The talkative nature of the car also meant that I was more or less at ease when I set out to do my first lap of the big track at Willow. At a moderate pace around the nine-turn road course I was inundated with tactile information about road surface and grip levels, making it an easy sport to increase my pace, along with my confidence, lap after lap. Willow’s Turn 2, a double-apex, sweeping bowl of a thing called “The Rabbit’s Ear” is the place where I made best use of the rock-steady suspension, pushing the car hard and never feeling the slightest note of waver or lean from the underpinnings.

My stomach never let me get as deep into Turn 1 as my brain told me I’d be able to pull off.

My favorite moment of the day came while making the fast right-hander at Turn 4 that lies at the top of a hill; a dab of brakes and flick of the wrist was all it took to rotate the car smartly, and a tiny mid-turn correction all that was needed to reel in a slightly upset rear end before plowing down the hill towards Turn 5 and 6. Here, the lovely balance and prodigious grip of the Viper were the stars of the moment, and the fluidity into brutal acceleration a microcosm of what makes the TA so killer. (No joke, pinning the throttle while pointed straight out of Turn 6 is close-to-sex good).

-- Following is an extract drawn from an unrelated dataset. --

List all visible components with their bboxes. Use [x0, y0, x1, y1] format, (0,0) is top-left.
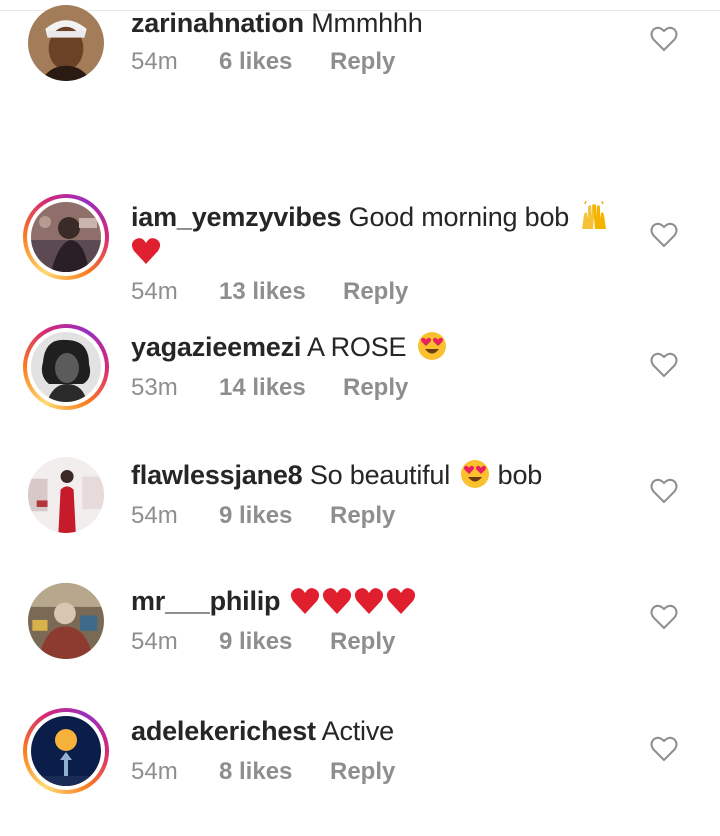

I never came close to rounding the track in anything like the pace of the SRT hot-shoes and professional racers that were on-hand, of course. I took a right-seat ride with one of the pros after dozens of laps of my own just to see how much speed I was leaving on the table. No surprise: I was leaving a lot. The Viper TA’s brakes are impeccable, but my stomach never let me get as deep into Turn 1 off the main straight as my brain told me I’d be able to pull off. And the massive tires – Pirelli PZeros in a 295-section out front and 355-section in the back, making the largest contact patch of any production car in the world, says SRT – offered so much grip that even corners I thought I’d attacked with maximum effort were slow when compared with the pros’ pace.

I came away with notions of balance and poise rather than tales of lurid spins and high-speed turbulence.

But the impressive part wasn’t the speed with which I drove, but the confidence with which I learned. In the track-ready version of what is, even in this mildly gentrified new generation, a car with one of the meanest reputations on the planet, I came away with notions of balance and poise rather than tales of lurid spins and high-speed turbulence.

Which isn’t to say that the Viper TA, or any Viper, is subtle. It most certainly is not. The same world-class levels of driver feedback that make the snake such a superb driving tool also create an on-road experience that is never placid, despite the lovely new interior treatment and straightforward controls. The Motörhead exhaust note is thrilling when pouring on revs at Willow Springs, but might become more draining when used in the heat of close-quarter city driving. The Viper isn’t a car that every 911 owner or Corvette enthusiast will want, or should consider. It is intense and evocative, an acquired taste for discerning drivers. Not, emphatically not, a car that everyone should be expected to love.

The Viper TA is a beacon for heart-over-head passion in today’s dispassionate car business.

And, to say it plainly, the Viper TA is absolutely the most idiosyncratic of the now three-deep Viper range. The extra performance it offers can really only be found in race conditions, and it’s simply not as easy to live with as the already compromised, yet luxurious, Viper GTS. The Time Attack represents a micro-niche so small that I wonder if a target of 165 examples is slightly aggressive, despite my being personally head-over-heels in love with the thing. The likely $120,000-price tag deepens my concern for the business plan, while leaving my ardor for the model untouched.

In the end, I think my introduction to the car – interrupting a serious meeting by way of flaring orange paint and blasting V10 voice through side-pipe throat – was perfect. The Viper TA is a beacon for heart-over-head passion in today’s dispassionate car business. Flawed, original and completely charming, its capabilities as a civilian racer should not be in doubt, nor its claim to the title of the best sports car in the world dismissed. Cool car, Ralph.